The second case to be heard Wednesday is Hawaii Attorney General Doug Chin’s challenge. U.S. District Judge Derrick Watson, another Obama nominee, has set the hearing for 3:30 p.m. Eastern.
Arguing for a temporary restraining order to prevent the refugee and visa components of the revised order from taking effect Thursday, Mr. Chin argued that the state’s residents, universities, businesses, health care systems and religious organizations will be harmed by the revised order.
The state’s complaint highlights the scenario feared by Ismail Elshikh, the imam of the Muslim Association of Hawaii, who worries that his mother-in-law, a Syrian national, would be barred from coming to the United States under the travel ban.
“The Order denies them their right to associate with family members overseas on the basis of their religion and national origin,” Hawaii’s complaint states. “And it results in their having to live in a country and in a State where there is the perception that the Government has established a disfavored religion.”
DOJ attorneys argued that Hawaii’s claim that individuals would be harmed by the travel ban was “speculative,” noting that neither “Elshikh’s mother-in-law or any other affected relative of a Hawaiian resident has yet sought, much less been denied, a waiver.”
“Until that happens, neither she nor Elshikh has suffered any injury fairly traceable to the Order,” DOJ attorneys wrote in their defense of the revised order.
“There is no basis to restrain the Order in the interim, and certainly no basis to restrain it nationwide,” DOJ attorneys wrote, asking that the temporary restraining order be denied.
If no judge takes action to block the travel ban from taking effect, how the administration handles the case-by-case refugee waiver requests could potentially spell legal trouble down the road, Ms. Kim said.
“Those that are applying for refugee status are going to be adjudicated case by case, with no clear guidelines on which refugees are permitted entry and which are not,” she said. “That expansion of discretion raises legal pitfalls that could include constitutional concerns.”
A third hearing could potentially be scheduled as early as Wednesday in the case brought by Washington Attorney General Bob Ferguson, in which he’s asked the federal judge to rule that a prior injunction which prevented the first order from being enforced also applies to the new order.

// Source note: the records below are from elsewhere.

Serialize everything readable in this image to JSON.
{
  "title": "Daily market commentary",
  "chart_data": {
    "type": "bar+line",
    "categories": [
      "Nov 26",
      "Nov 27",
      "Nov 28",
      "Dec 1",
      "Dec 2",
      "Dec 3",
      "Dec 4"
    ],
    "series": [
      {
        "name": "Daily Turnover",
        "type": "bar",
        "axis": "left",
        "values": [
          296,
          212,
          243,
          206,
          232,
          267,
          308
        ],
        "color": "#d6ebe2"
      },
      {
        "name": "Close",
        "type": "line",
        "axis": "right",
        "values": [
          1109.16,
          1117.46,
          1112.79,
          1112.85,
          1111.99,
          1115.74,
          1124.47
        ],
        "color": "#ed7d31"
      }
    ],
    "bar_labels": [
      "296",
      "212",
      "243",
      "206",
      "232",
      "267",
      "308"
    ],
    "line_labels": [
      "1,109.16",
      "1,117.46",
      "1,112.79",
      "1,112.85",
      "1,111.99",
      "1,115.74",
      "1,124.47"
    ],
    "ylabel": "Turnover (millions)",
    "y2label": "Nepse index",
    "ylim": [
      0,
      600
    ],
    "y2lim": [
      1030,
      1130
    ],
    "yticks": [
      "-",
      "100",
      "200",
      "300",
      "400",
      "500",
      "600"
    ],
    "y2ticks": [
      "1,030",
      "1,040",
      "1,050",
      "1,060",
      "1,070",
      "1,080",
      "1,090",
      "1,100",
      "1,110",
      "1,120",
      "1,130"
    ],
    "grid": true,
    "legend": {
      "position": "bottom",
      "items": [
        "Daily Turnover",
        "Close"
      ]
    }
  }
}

The Justice Department is set to file a response Tuesday evening, after which point U.S. District Judge James Robart could issue a ruling or schedule a hearing to hear further arguments.
Jonathan Turley, a law professor at George Washington University, wrote last week that he believes the Trump administration will prevail in the long run, though it could first “face a mix of decisions on the lower courts as it did with the first order.”
“The new order is narrower in language and more supported in terms of foundation. Standing is also a very significant barrier in light of the exemption of permanent residents and green card holders,” Mr. Turley wrote on his blog. “However, this order is a better product and presumably the Justice Department will markedly improve its performance in the defense of the order.”